For gun shop employees who haven’t experienced suicides, it’s important to know how to recognize warning signs, he said. “It’s something everybody in the building watches out for,” he said.
Employees know it’s a red flag when a customer asks to rent a gun but doesn’t care what kind. When they only ask for one or two bullets, employees know to be cautious, Smallwood said.
That’s when a counter employee will call over Smallwood or another manager for a second opinion. If a manager feels uncomfortable giving the person a gun, service will be denied. Smallwood keeps a stack of brochures and phone numbers in his office he can give to people who seem to need help.
After the person leaves, employees of Range 702 will call every other gun range in town and warn them not to rent a gun to the at-risk individual, Smallwood said.
“People move here for the good life and then you get sucked into Sin City,” Smallwood said. “It is Las Vegas. You start at the penny machine, move up to the nickel machine, then you’re off to the quarter machine and then you’re on to the dollar machine, then you’re spending the rent and it just goes up like that.”
Discount Firearms and Ammo, a gun shop and range in Las Vegas, experienced a suicide about five years ago, operations manager Ron Reyes said.
A suicide will happen at any range if it has been open long enough, Reyes said. Ranges see more red flags and have more ability to stop suicidal customers if they are renting guns, as opposed to bringing their own. But gun ranges hire gun safety officers to provide oversight on the range, spot customers acting irregularly and prevent any incidents, he said.
“It’s a sad instance when it happens to anybody and when it’s as close as within our doors,” Reyes said. “The range officers, where that’s their daily work area, every time they pass by that lane they know something that other people don’t.”
Politicians told Linda Flatt, who helped create the Nevada Office of Suicide Prevention and was a former suicide prevention trainer, not to bring up guns or gun safety from the beginning of her crusade for suicide prevention resources in Nevada.
Before the office was created in 2003, Sen. Ann O’Connell, R-Las Vegas, who sponsored legislation Flatt worked on, told her any mention of gun safety or gun control paired with suicide prevention talk would kill any progress for help to curb suicides.
Now, Flatt is amazed the office and its director, Richard Egan, are addressing it.
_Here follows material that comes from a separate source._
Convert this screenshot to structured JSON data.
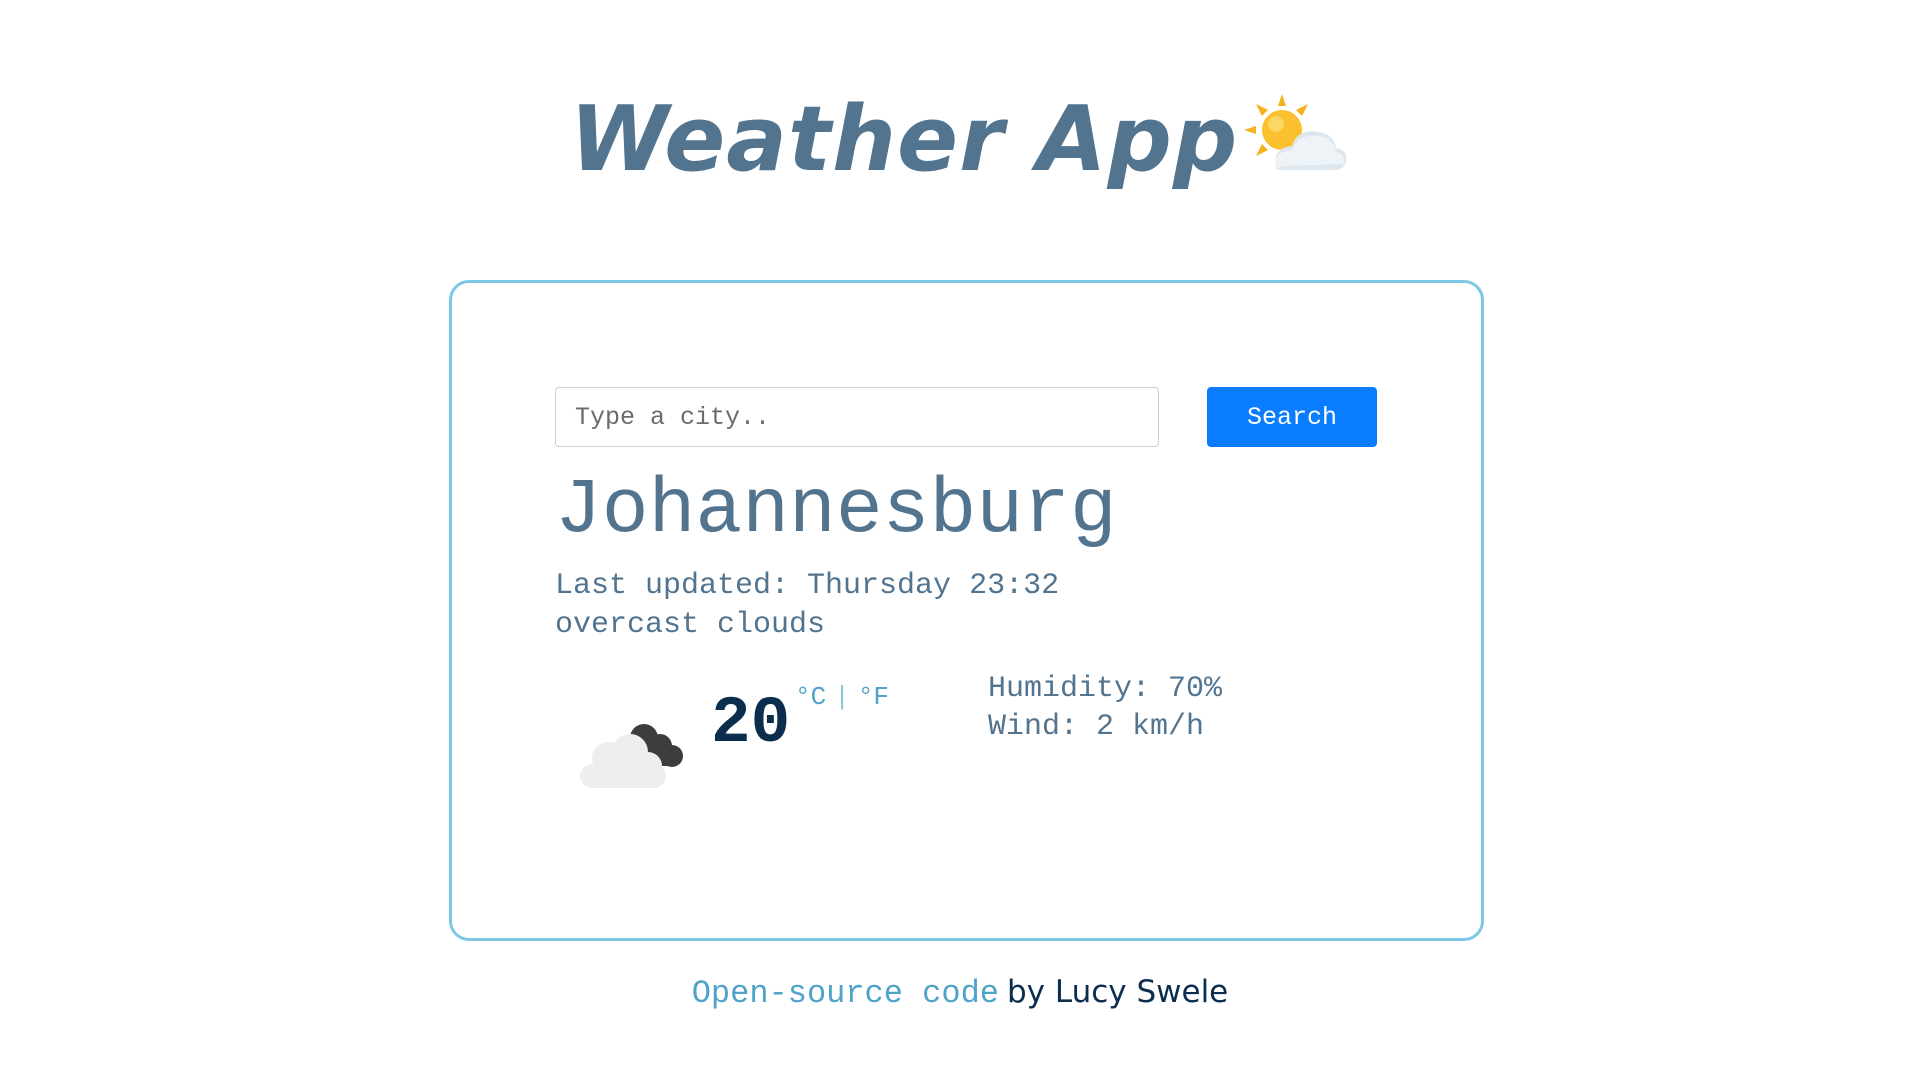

After her 25-year-old son, Paul Tillander, committed suicide in 1993, Flatt was adamant in thinking suicides were unpreventable. More than a decade later, she’s convinced the creation of the Office of Suicide Prevention and its work have helped decrease the high rate of suicide in the state.
Nevada had the highest rate of suicides and firearm suicides among all states in 1999, and was still in the top five for both in 2003 before the office was created, according to data gathered from the CDC. Flatt attributed high suicide rates to high gun ownership in the state and large rural areas with feelings of isolation and a go-it-alone mentality among residents.
By 2012, Nevada ranked 15th for firearm suicides, the News21 analysis shows. Flatt believes her work and that of her colleagues in her former office is the main cause of the drop over the years.
“I decided I was not going to be destroyed by this,” Flatt said of her son’s suicide. “There was only going to be one death, and that was his.”
Carmen Forman is an Ethics and Excellence in Journalism Foundation News21 Fellow.